A little more than 20 years ago, I participated in my pharmacy school’s summer grant program that focused on incorporating pharmacists into the interdisciplinary health care team.
The pharmacy field needed to move from strictly dispensing services to providing pharmaceutical care. This has always been the ultimate goal for a pharmacy career.
The American Pharmacists Association describes pharmaceutical care as a patient-centered, outcomes-oriented pharmacy practice that requires the pharmacist to work in concert with a patient and his or her other health care providers to promote health, prevent disease, and assess, monitor, initiate, and modify medication use to assure that drug therapy regimens are safe and effective.
Fast forward 20 years later, when a consortium was held in Washington, DC, to help develop consensus recommendations that provide principles and strategies for effectively implementing health care system changes, including an optimized role for pharmacists to engage in team-based, patient-centered care. This group was comprised stakeholders representing 12 states and 10 pharmacy practice settings, and the participants came from pharmacy, medicine, and nursing.
The consortium devised 7 recommendations for advancing pharmacists’ patient care services and collaborative practice agreements. They are:
Collaborative pharmacy services are basically the same as pharmaceutical care but with incentives based on meaningful processes and outcome measures. Pharmacists have provided meaningful processes and outcome measures for as long as the profession has been in existence, so why is formal recognition taking so long? And why aren’t pharmacists taking the initiative, individually or through pharmacy associations, to take the reins and move the profession forward?

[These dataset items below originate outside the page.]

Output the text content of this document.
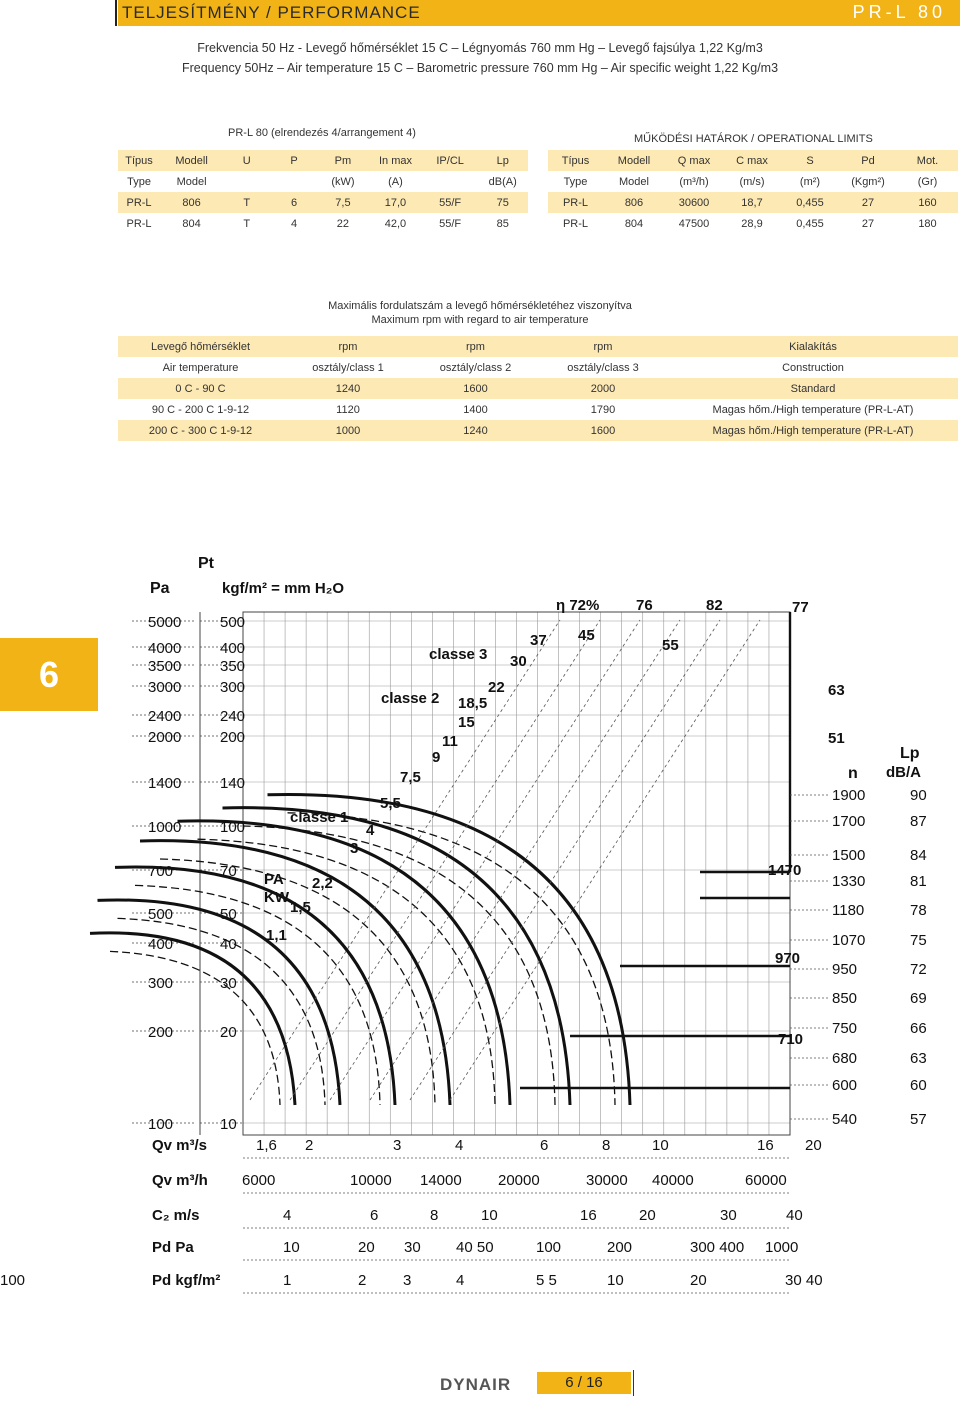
TELJESÍTMÉNY / PERFORMANCE	PR-L 80
Frekvencia 50 Hz - Levegő hőmérséklet 15 C – Légnyomás 760 mm Hg – Levegő fajsúlya 1,22 Kg/m3
Frequency 50Hz – Air temperature 15 C – Barometric pressure 760 mm Hg – Air specific weight 1,22 Kg/m3
PR-L 80 (elrendezés 4/arrangement 4)
Típus	Modell	U	P	Pm	In max	IP/CL	Lp
Type	Model			(kW)	(A)		dB(A)
PR-L	806	T	6	7,5	17,0	55/F	75
PR-L	804	T	4	22	42,0	55/F	85
MŰKÖDÉSI HATÁROK / OPERATIONAL LIMITS
Típus	Modell	Q max	C max	S	Pd	Mot.
Type	Model	(m³/h)	(m/s)	(m²)	(Kgm²)	(Gr)
PR-L	806	30600	18,7	0,455	27	160
PR-L	804	47500	28,9	0,455	27	180
Maximális fordulatszám a levegő hőmérsékletéhez viszonyítva
Maximum rpm with regard to air temperature
Levegő hőmérséklet	rpm	rpm	rpm	Kialakítás
Air temperature	osztály/class 1	osztály/class 2	osztály/class 3	Construction
0 C - 90 C	1240	1600	2000	Standard
90 C - 200 C 1-9-12	1120	1400	1790	Magas hőm./High temperature (PR-L-AT)
200 C - 300 C 1-9-12	1000	1240	1600	Magas hőm./High temperature (PR-L-AT)
6
Pt
Pa	kgf/m² = mm H₂O
5000
4000
3500
3000
2400
2000
1400
1000
700
500
400
300
200
100
500
400
350
300
240
200
140
100
70
50
40
30
20
10
η 72% 76	82	77
37 45
55
30
22
18,5
15
11
9
7,5
5,5
4
3
2,2
1,5
1,1
classe 3
classe 2
classe 1
PA
KW
63
51
1470
970
710
n
Lp
dB/A
1900	90
1700	87
1500	84
1330	81
1180	78
1070	75
950	72
850	69
750	66
680	63
600	60
540	57
Qv m³/s	1,6 2	3	4	6	8	10	16 20
Qv m³/h 6000	10000 14000 20000	30000 40000	60000
C₂ m/s	4	6	8	10	16	20	30	40
Pd Pa	10	20 30 40 50	100	200	300 400 1000
Pd kgf/m²	1	2 3	4	5 5	10	20	30 40
100
DYNAIR	6 / 16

In completing general and specialty residencies and board certifications, pharmacists are educated, skilled, and experienced to participate in collaborative pharmacy services, and we do on a daily basis.
What needs to happen next is pharmacists taking the initiative to seek out practice agreements with physicians. There is federal government interest in pharmacist-provided services from the US Centers for Medicare and Medicaid Services, US Centers for Disease Control and Prevention, and Surgeon General.

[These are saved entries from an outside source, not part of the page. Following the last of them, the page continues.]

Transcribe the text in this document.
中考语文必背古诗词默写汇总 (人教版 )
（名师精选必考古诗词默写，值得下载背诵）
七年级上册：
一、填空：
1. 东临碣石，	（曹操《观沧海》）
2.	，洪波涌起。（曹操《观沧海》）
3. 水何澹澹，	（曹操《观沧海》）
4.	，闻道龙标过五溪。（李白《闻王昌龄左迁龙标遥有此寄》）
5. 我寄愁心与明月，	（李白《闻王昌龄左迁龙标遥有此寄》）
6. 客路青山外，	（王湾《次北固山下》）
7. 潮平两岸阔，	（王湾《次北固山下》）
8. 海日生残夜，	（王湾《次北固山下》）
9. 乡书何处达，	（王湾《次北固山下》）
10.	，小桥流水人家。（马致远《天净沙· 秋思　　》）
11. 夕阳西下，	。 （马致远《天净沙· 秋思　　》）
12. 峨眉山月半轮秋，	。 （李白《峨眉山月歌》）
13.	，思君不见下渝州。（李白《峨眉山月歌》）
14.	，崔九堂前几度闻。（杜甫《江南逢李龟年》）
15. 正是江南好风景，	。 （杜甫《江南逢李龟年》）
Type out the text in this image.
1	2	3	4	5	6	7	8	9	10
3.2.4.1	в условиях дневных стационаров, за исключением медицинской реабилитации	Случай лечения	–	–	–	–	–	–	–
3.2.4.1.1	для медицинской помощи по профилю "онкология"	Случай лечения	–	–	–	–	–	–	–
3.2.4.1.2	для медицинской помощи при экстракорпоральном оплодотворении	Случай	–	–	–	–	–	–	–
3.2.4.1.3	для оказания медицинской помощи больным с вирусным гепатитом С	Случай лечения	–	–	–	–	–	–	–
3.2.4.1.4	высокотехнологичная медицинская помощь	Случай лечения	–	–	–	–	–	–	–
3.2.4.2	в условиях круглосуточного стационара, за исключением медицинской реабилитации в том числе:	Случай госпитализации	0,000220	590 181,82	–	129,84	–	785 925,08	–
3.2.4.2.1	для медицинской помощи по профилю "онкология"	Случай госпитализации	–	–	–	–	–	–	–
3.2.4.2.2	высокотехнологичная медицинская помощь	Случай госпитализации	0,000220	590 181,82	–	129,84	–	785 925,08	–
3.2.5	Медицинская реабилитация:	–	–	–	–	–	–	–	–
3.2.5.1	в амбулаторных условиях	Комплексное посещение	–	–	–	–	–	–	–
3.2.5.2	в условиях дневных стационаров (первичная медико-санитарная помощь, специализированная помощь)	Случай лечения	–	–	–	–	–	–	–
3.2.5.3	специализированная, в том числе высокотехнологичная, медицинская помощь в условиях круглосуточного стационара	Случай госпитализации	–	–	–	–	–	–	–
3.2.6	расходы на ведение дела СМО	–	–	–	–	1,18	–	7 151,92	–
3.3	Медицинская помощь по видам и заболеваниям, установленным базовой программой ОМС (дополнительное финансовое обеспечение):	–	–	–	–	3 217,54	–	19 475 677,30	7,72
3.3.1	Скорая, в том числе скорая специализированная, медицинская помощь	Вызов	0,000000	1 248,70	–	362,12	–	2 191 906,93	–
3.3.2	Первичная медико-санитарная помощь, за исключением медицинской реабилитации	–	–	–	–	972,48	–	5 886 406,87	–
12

Pharmacists have established integral relationships with physicians in their practices that could potentially springboard that relationship to a more formal collaborative pharmacy service agreement. That is, if pharmacists would market services as outcomes-based patient care.

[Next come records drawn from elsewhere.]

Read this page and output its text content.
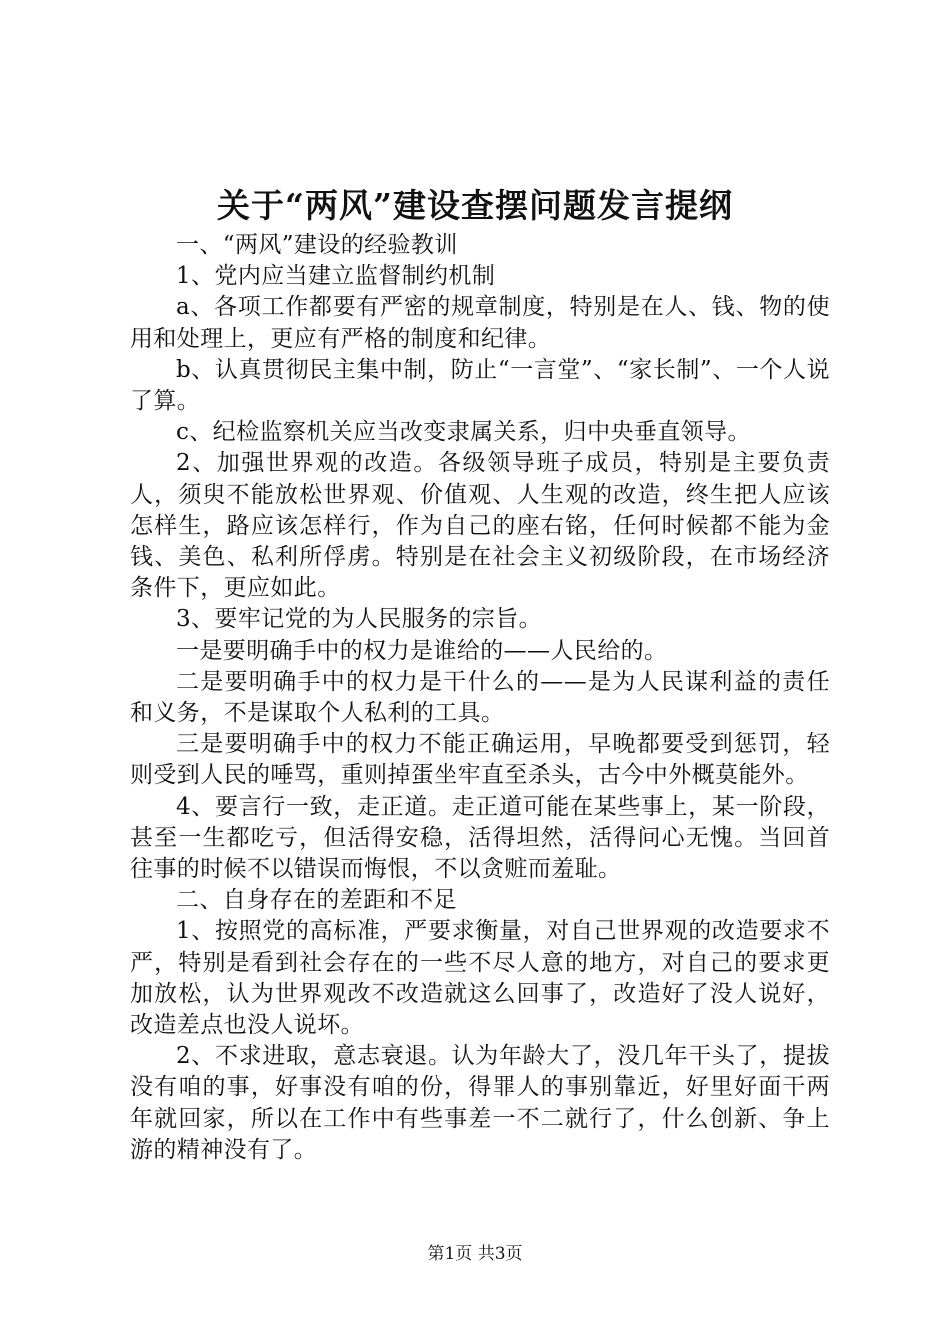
关于“两风”建设查摆问题发言提纲

一、“两风”建设的经验教训

1、党内应当建立监督制约机制

a、各项工作都要有严密的规章制度，特别是在人、钱、物的使用和处理上，更应有严格的制度和纪律。

b、认真贯彻民主集中制，防止“一言堂”、“家长制”、一个人说了算。

c、纪检监察机关应当改变隶属关系，归中央垂直领导。

2、加强世界观的改造。各级领导班子成员，特别是主要负责人，须臾不能放松世界观、价值观、人生观的改造，终生把人应该怎样生，路应该怎样行，作为自己的座右铭，任何时候都不能为金钱、美色、私利所俘虏。特别是在社会主义初级阶段，在市场经济条件下，更应如此。

3、要牢记党的为人民服务的宗旨。

一是要明确手中的权力是谁给的——人民给的。

二是要明确手中的权力是干什么的——是为人民谋利益的责任和义务，不是谋取个人私利的工具。

三是要明确手中的权力不能正确运用，早晚都要受到惩罚，轻则受到人民的唾骂，重则掉蛋坐牢直至杀头，古今中外概莫能外。

4、要言行一致，走正道。走正道可能在某些事上，某一阶段，甚至一生都吃亏，但活得安稳，活得坦然，活得问心无愧。当回首往事的时候不以错误而悔恨，不以贪赃而羞耻。

二、自身存在的差距和不足

1、按照党的高标准，严要求衡量，对自己世界观的改造要求不严，特别是看到社会存在的一些不尽人意的地方，对自己的要求更加放松，认为世界观改不改造就这么回事了，改造好了没人说好，改造差点也没人说坏。

2、不求进取，意志衰退。认为年龄大了，没几年干头了，提拔没有咱的事，好事没有咱的份，得罪人的事别靠近，好里好面干两年就回家，所以在工作中有些事差一不二就行了，什么创新、争上游的精神没有了。

第1页 共3页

How can we do this? Participate and endorse our state pharmacy associations to work on our behalf for provider status changes and work individually to raise the standard of pharmacy practice among all other health care practitioners by offering to monitor and assess more patients of a particular disease state. Let’s be each other’s cheerleaders for going over and beyond our daily responsibilities and praise additional training and education among our co-workers.
As the old saying goes, “a closed mouth doesn’t get fed.”